Family programs are one-time chesed activities in which families can engage together. This category includes such opportunities as visiting a nursing home, stocking shelves in a food pantry, and creating crafts to be distributed to nursing home residents.
“These types of programs tend to be particularly meaningful because, in addition to benefiting the recipients and instilling values in the participants, they tend to facilitate meaningful conversations within families about why the activities are important,” Mr. Rothner explained. “And these conversations can be priceless because there are not many moments when parents have the opportunity to live their values with their children.”

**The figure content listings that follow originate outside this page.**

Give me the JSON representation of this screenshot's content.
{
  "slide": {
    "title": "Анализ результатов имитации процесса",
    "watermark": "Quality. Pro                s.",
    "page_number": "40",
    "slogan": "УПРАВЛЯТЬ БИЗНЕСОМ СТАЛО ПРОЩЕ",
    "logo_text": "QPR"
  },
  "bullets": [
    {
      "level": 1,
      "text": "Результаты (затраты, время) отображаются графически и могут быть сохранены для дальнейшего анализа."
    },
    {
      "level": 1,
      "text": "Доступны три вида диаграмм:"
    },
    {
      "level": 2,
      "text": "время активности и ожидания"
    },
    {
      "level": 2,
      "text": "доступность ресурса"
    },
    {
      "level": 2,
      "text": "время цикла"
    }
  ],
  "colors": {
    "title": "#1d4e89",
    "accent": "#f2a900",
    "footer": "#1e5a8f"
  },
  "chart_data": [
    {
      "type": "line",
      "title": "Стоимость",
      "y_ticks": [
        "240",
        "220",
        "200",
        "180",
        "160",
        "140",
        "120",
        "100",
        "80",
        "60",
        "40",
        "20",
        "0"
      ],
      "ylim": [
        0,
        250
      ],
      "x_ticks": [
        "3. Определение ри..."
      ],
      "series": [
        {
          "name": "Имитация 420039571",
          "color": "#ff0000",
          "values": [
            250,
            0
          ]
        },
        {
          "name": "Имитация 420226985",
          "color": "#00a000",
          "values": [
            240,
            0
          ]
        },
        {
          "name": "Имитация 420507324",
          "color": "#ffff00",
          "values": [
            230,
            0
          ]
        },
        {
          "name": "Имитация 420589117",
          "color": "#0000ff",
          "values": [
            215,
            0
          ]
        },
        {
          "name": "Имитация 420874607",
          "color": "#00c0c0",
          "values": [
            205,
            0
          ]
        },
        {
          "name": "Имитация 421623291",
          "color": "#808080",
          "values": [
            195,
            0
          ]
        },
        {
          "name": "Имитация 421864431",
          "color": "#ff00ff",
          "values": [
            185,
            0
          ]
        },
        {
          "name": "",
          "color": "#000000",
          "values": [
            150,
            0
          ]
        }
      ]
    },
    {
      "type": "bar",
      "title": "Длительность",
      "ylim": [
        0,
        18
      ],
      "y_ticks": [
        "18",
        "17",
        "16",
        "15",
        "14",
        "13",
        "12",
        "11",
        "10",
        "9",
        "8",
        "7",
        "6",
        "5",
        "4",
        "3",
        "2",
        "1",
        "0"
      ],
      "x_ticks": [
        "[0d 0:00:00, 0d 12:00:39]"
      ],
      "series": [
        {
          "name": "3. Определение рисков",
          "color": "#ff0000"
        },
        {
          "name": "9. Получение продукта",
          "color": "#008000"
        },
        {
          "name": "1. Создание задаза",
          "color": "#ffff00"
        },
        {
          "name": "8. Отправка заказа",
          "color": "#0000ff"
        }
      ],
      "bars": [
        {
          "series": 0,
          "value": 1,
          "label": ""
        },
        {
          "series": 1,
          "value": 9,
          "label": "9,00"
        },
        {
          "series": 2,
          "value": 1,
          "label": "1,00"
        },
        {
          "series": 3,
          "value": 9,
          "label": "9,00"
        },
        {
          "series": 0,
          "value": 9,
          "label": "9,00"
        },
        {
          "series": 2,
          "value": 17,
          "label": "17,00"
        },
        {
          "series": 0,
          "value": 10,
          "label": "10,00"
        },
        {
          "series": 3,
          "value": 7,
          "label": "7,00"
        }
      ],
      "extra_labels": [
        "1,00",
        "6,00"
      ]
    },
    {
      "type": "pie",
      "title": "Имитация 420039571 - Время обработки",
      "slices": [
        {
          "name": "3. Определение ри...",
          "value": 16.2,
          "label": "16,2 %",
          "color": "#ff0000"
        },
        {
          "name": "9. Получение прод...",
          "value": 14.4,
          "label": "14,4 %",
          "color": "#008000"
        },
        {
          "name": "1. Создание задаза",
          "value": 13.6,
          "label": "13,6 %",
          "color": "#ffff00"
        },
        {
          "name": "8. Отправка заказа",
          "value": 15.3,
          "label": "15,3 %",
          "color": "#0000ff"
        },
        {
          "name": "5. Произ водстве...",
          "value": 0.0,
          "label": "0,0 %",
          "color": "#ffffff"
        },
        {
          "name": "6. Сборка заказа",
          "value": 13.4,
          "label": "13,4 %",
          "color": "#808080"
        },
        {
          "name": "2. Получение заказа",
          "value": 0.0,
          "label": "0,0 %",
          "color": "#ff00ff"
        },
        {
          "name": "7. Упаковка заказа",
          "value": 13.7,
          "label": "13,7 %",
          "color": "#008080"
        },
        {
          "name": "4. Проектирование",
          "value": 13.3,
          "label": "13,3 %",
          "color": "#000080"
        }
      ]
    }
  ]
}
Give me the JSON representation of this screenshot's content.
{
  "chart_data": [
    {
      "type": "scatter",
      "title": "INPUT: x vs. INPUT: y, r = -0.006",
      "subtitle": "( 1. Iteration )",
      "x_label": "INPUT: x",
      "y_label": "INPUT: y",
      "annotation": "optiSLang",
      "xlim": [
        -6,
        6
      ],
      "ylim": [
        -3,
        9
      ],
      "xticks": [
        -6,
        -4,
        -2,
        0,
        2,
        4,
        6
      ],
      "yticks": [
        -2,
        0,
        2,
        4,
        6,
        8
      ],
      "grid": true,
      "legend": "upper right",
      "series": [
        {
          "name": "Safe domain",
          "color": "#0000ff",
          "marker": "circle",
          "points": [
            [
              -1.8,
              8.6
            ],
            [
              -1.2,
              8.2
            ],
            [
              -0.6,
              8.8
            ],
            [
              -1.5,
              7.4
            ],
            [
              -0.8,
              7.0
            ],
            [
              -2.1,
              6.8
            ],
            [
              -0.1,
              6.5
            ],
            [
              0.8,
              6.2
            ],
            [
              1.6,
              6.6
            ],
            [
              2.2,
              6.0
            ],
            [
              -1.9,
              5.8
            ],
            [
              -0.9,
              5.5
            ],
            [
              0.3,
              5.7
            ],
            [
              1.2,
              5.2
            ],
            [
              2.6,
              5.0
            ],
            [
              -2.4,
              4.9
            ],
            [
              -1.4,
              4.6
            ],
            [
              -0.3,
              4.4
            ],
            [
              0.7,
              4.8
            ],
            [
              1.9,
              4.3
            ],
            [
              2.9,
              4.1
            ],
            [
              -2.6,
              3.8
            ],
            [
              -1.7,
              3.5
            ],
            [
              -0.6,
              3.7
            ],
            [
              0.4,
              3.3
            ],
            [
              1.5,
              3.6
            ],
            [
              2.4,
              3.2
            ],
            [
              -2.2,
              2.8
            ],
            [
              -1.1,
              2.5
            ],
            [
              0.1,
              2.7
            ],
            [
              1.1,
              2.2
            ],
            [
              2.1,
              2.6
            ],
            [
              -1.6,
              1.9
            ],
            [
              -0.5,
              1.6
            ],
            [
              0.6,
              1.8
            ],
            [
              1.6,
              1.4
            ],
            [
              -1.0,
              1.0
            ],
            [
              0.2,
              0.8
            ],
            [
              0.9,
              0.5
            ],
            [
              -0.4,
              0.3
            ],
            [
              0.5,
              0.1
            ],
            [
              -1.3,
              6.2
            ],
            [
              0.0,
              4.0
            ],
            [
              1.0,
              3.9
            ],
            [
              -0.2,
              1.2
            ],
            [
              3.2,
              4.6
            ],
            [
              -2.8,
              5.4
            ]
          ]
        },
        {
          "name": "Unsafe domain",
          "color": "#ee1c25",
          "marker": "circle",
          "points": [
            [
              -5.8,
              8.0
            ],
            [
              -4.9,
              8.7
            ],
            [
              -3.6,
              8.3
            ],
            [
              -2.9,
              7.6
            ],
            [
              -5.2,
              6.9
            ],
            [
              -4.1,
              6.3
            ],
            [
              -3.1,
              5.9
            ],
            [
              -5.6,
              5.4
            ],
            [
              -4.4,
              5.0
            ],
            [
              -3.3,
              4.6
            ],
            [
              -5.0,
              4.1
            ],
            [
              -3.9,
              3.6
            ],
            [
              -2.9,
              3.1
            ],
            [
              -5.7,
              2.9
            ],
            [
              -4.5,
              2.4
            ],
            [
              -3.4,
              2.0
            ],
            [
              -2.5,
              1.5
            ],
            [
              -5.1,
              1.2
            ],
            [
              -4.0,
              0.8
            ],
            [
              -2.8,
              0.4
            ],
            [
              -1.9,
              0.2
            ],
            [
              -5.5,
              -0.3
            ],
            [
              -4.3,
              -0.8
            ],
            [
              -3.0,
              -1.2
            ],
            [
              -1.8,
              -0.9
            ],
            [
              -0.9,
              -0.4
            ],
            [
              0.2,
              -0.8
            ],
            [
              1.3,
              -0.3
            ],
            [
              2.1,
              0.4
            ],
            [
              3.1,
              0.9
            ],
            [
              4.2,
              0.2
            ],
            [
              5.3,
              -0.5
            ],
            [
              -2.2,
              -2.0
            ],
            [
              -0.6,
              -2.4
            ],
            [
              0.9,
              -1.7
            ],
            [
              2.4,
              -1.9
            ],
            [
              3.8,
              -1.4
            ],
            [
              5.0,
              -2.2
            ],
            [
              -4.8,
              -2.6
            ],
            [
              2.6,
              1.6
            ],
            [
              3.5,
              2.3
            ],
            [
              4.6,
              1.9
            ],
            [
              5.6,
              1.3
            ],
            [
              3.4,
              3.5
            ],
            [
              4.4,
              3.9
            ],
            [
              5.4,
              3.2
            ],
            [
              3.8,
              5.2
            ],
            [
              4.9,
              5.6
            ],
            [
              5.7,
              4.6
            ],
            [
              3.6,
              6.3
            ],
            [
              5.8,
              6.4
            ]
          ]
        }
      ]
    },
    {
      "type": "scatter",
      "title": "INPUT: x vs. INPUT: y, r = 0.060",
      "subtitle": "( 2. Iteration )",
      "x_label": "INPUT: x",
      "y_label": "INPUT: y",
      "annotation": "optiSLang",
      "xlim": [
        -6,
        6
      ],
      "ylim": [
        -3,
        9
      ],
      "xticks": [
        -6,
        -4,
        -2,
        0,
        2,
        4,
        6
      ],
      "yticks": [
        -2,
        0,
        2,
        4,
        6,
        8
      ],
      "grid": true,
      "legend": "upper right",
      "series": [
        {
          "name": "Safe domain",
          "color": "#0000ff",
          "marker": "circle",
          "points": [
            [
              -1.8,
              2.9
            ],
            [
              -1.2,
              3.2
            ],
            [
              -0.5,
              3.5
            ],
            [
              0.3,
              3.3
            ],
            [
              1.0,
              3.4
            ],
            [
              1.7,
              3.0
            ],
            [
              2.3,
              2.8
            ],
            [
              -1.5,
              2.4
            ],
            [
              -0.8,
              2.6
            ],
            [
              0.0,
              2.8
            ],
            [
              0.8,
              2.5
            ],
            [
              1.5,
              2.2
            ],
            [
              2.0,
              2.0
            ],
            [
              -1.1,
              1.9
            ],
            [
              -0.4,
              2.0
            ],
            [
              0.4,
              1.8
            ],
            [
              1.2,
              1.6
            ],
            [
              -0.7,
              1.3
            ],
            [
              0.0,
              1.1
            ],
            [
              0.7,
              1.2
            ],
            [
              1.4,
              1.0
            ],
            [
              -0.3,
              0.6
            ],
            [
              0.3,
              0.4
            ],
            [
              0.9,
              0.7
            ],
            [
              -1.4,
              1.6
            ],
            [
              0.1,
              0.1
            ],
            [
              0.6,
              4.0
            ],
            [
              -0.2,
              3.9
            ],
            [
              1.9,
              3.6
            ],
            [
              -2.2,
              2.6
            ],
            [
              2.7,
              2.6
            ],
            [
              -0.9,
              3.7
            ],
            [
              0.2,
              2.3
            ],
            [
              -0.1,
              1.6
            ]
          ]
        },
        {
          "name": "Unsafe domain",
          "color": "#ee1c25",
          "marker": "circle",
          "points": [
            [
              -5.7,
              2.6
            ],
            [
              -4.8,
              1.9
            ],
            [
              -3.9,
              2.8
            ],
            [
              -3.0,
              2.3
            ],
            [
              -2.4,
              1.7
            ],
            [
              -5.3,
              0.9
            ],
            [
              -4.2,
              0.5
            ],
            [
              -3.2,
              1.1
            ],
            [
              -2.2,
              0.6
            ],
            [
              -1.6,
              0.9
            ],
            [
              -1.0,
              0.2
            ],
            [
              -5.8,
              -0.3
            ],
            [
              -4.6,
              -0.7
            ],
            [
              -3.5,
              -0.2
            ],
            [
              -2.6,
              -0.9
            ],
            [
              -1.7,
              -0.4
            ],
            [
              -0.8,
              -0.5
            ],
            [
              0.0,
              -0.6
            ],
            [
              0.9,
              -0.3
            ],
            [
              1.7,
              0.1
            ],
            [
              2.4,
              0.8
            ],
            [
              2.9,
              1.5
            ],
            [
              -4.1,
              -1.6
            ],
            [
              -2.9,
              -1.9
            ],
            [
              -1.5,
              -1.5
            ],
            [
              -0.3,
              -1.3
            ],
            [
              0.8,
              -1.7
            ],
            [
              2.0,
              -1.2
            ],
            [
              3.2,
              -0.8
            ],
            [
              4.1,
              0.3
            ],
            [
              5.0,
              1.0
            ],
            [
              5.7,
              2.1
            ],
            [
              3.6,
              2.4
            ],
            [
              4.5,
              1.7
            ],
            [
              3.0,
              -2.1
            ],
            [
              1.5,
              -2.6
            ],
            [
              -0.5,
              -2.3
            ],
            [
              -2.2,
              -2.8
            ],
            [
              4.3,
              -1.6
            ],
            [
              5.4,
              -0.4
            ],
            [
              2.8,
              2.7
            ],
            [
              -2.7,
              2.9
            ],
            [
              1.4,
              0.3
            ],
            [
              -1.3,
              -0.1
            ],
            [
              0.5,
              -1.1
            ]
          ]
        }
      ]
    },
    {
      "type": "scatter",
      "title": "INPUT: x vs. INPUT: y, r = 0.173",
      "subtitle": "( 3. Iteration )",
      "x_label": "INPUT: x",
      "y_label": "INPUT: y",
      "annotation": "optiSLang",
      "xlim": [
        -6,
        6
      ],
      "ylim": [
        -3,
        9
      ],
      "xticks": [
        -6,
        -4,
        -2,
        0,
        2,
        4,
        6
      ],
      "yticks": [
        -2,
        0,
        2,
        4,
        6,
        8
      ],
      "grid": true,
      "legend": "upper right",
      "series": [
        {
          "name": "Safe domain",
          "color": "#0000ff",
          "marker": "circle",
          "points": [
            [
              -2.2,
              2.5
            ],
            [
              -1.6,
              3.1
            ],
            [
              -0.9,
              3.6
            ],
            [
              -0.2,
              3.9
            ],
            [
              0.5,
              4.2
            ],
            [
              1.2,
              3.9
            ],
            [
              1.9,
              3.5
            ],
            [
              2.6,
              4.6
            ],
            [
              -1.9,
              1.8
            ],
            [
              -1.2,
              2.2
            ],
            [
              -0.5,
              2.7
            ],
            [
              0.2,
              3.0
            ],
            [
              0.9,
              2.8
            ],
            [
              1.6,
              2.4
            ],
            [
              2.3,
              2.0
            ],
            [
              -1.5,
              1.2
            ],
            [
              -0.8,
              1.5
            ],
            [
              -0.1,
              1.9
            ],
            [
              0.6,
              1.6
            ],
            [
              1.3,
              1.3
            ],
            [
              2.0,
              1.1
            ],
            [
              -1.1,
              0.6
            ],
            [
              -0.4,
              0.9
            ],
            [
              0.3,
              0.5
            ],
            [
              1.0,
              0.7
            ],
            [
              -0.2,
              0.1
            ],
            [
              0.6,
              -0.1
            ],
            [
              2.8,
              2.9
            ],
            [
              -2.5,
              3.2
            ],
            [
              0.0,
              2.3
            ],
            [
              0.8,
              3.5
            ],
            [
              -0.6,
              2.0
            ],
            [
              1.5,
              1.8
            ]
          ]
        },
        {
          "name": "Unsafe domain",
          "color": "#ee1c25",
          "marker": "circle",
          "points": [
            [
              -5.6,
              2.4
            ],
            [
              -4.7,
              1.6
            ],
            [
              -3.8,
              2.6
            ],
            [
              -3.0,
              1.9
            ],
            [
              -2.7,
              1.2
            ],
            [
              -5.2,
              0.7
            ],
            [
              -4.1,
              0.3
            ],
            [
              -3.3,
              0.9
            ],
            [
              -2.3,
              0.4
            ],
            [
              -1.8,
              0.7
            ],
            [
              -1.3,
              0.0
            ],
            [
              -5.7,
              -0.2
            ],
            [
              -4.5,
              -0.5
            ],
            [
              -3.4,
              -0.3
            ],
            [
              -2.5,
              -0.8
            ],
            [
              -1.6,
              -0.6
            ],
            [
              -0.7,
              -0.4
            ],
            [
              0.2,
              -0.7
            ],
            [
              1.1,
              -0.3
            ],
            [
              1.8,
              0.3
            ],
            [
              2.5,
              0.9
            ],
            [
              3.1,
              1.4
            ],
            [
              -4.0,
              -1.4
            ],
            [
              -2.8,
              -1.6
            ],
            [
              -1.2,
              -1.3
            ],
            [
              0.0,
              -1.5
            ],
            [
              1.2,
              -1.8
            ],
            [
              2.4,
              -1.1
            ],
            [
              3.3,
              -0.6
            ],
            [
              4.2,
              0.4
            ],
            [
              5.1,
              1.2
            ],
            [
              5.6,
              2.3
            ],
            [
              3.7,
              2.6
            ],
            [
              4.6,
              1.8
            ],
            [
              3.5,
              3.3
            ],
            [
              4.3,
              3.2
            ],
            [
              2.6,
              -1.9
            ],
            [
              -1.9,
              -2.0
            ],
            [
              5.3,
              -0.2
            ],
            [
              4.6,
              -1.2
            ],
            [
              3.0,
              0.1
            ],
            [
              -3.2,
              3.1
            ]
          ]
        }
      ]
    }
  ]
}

Ongoing programs involve many meetings that tend to run during a school semester or a summer. These are programs like Mitzvah Clowning, Better Together, the Summer Internship Program, and Teen Philanthropy Board — a program in which participants learn about philanthropy and charitable giving, discuss charitable priorities, and allocate a small sum of money to one or more charities. “These types of programs are my favorites because they are capacity-building,” Mr. Rothner said. “They teach skills that participants can utilize in the future and incorporate into who they are.”
Areyvut also develops and disseminates resources that are designed to get people thinking about ways to be kind or ways to just brighten someone else’s day. Its Kindness a Day Calendar is now linked to an online Jewish calendar and was downloaded over 37,000 times last year. And Areyvut creates and disseminates resources designed to facilitate meaningful interactions, like table topics. “These online resources expand Areyvut’s reach exponentially because their reach is not limited by geography,” Mr. Rothner said.